Emotion Can Make You a Bad Investor
Investors often make choices that make no logical sense but perfect emotional sense, argues financial journalist Jason Zweig in his new book, Your Money & Your Brain: How the New Science of Neuroeconomics Can Help Make You Rich. He spoke with reporter Emily Brandon about how to overcome your brain's natural urges to become a better investor.
When investors experience a monetary loss or gain, what kind of physical effect does it have on the body?
The brain processes expectation in a much more intense way than it processes the actual experience. So, the hope of making money often feels better than actually making money does, and the fear of losing money often feels worse than actually losing money. And those are the two states that often drive your behavior.
Why do our brains respond so powerfully to money?
The human brain developed to solve the very simple problems of finding food and shelter, courting mates, and avoiding danger, and our ancestors had to make simple calculations about risk and reward, all in the absence of money. In the modern world, almost every risk and reward that a human being faces is either symbolized or mediated by money. Money is not a reward in itself, but there are very few rewards you can get where you don't need money. Money taps into the most ancient and powerful emotions that the human brain can experience, and because of that I think a lot of people, when they are making financial decisions, really feel they are thinking and deliberating. What they often don't realize is they are really deciding with their emotion.
How can you prevent being knocked off track by your emotions?
Have policies and procedures in place in advance so you don't jump from decision to decision. You shouldn't make your choices based on what the stock market is telling you and based on what other people are doing, but rather on the basis of rules you are putting in place in advance.

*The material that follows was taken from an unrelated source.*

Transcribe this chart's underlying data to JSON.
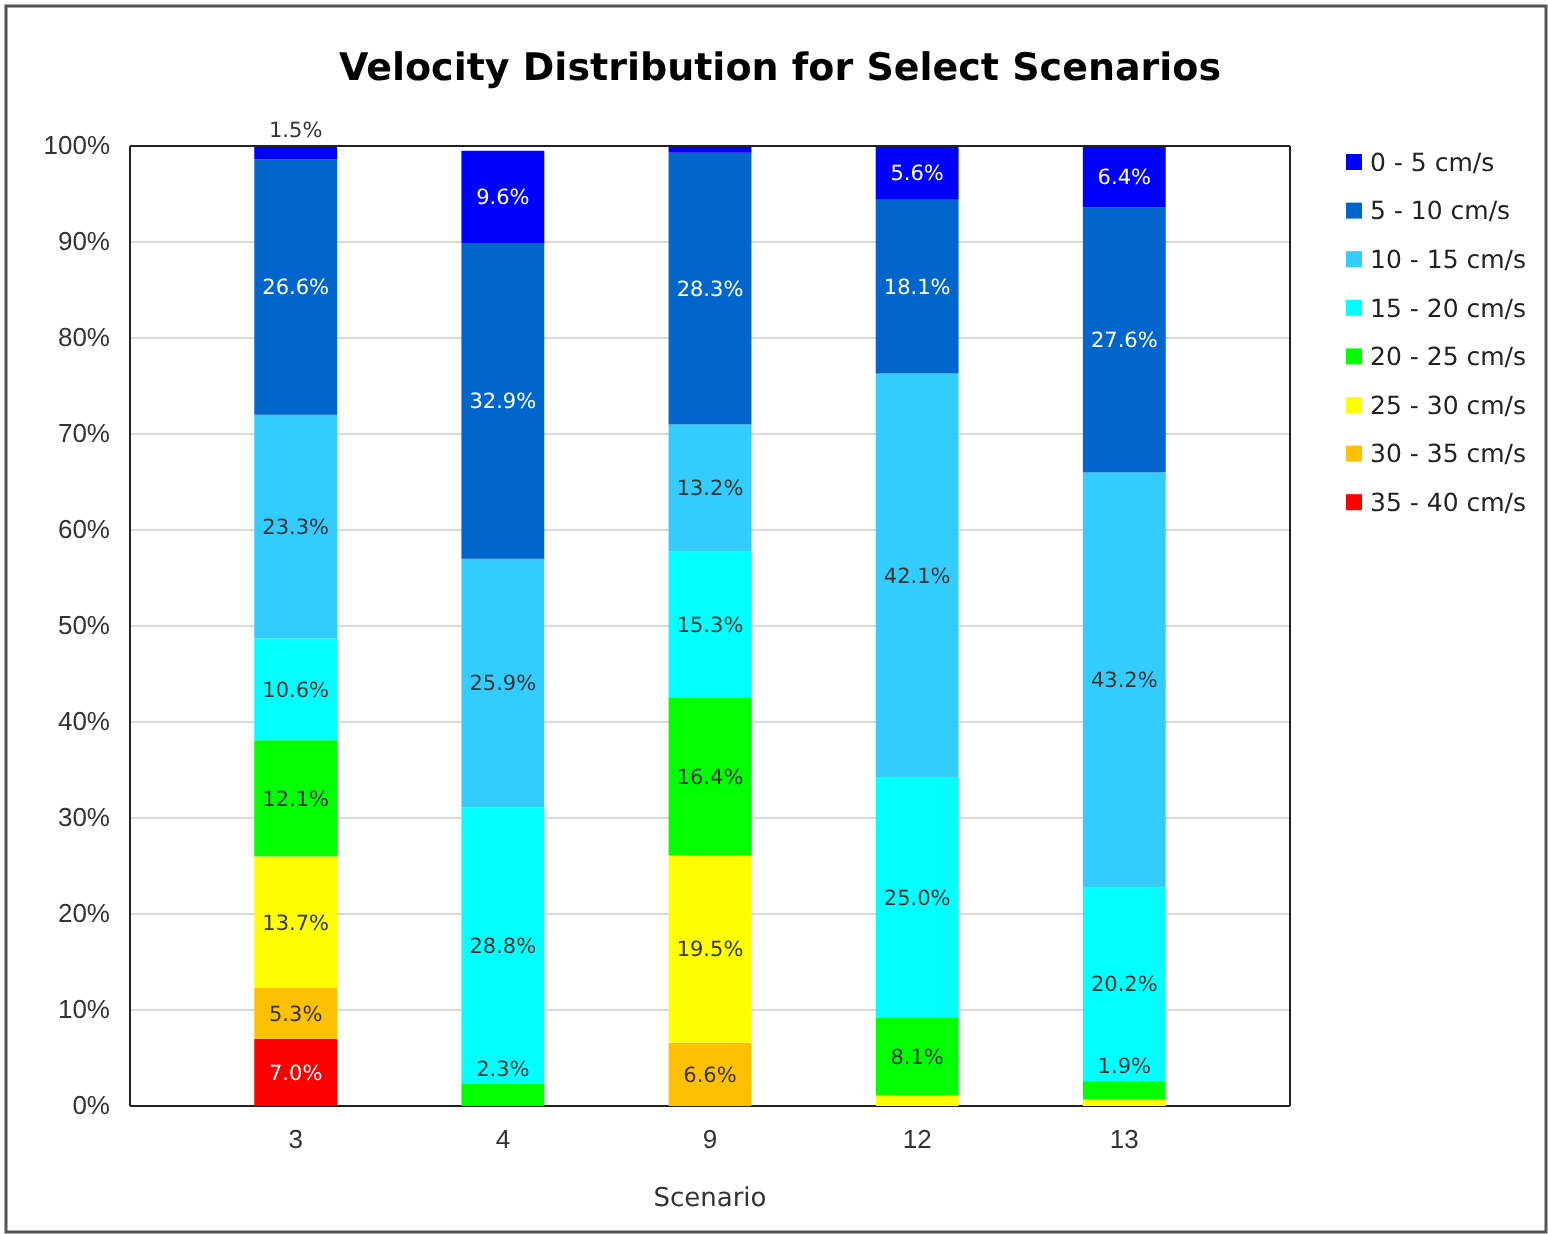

You can invest with a rule or a procedure, such as I will always keep 70 percent of my money in the stock market, as an example. If you committed in advance, when the market crashes as it did this summer, you will find that you have less than 70 percent, and that means that you must buy more. In general, if you buy when most of the news is about how everyone else is selling, you'll probably do much better. A rule that forces you to go against what your emotional brain is telling you is almost a certain way to get better results.
When investing, should you discard your first impulses altogether?
Many people should. Investing should be as close to an automatic process as you can possibly make it. For many people it's more like a hobby. They see something they like so they buy it, or they find out something they don't like so they sell it. It's a lot like collecting Beanie Babies. You should have policies for making very broad and very simple decisions. The more you can make it a policy and an automated process, the less likely you are to have your emotions be hostage to the state of the markets and the 100 million other people who are investing alongside you. Because if you take your impulses from what they are doing, you'll always be as crazy as they are.
Why are most people convinced they can find patterns in the stock market and make predictions?
The excitement you feel from thinking you are going to make money is very intense. If you've made some successful bets in the immediate past that have paid off more than once, you will really come to believe that you've got it all figured out. This sensation that I'm hot or I'm on a roll can lead to incredible euphoria. It also can be basically indistinguishable from a form of addiction. If you look at the brain of someone who has gotten a few stocks picks right in a row, it is almost indistinguishable from that of a cocaine addict, because the sensation is processed in the brain in almost the same way. You almost become addicted to the belief that you know what you're doing, and you may not know you're in the grip of these feelings.
Does someone like Warren Buffett have highly developed investing pathways in his brain?
The brain does not have investing circuitry. We don't have a little ATM machine in our head that accepts deposits and applies withdrawals. I think what makes an investor like Warren Buffett special—and his teacher, Ben Graham—is not that they're unemotional, it's that their emotions are inside out. The modern investing world in which we have cable TV and investing websites allows us to be continuously updated on what every investment we own is doing. Knowing more about the price of what I own does not give me the power to help it go up or prevent it from going down. You have to fight the tendency to think you are in control of your investments and instead develop the ability to be in control of yourself. You can't control what the market does. Getting constant information about it only gives you the illusion that you are in charge.—
Could there ever be performance-enhancing drugs for investing?
There's no doubt in my mind that perhaps in the next five to 10 years drugs will be developed that could help people be less euphoric when the market is at record highs and less miserable when the market is down in the dumps. The question is whether it would actually be good for people. If you're a professional trader with an investment bank on Wall Street, it might be good for you, and it could conceivably be good for the firm. But for the typical investor, I think you'd be better off going for a walk around the block.
You went through a lot of different brain scans in writing this book. Are you worried about how that's going to affect your bottom line?
There's no evidence that having multiple MRI scans of your brain does any damage. The good and the bad news is I learned I am a very typical investor with the standard limitations. I also learned that my own investing plan is a pretty good one, which is to trade as seldom as possible, to keep my costs as low as possible, and to make as few decisions as I possibly can. I can instead invest according to a policy rather than in reaction to what the market is doing in front of me.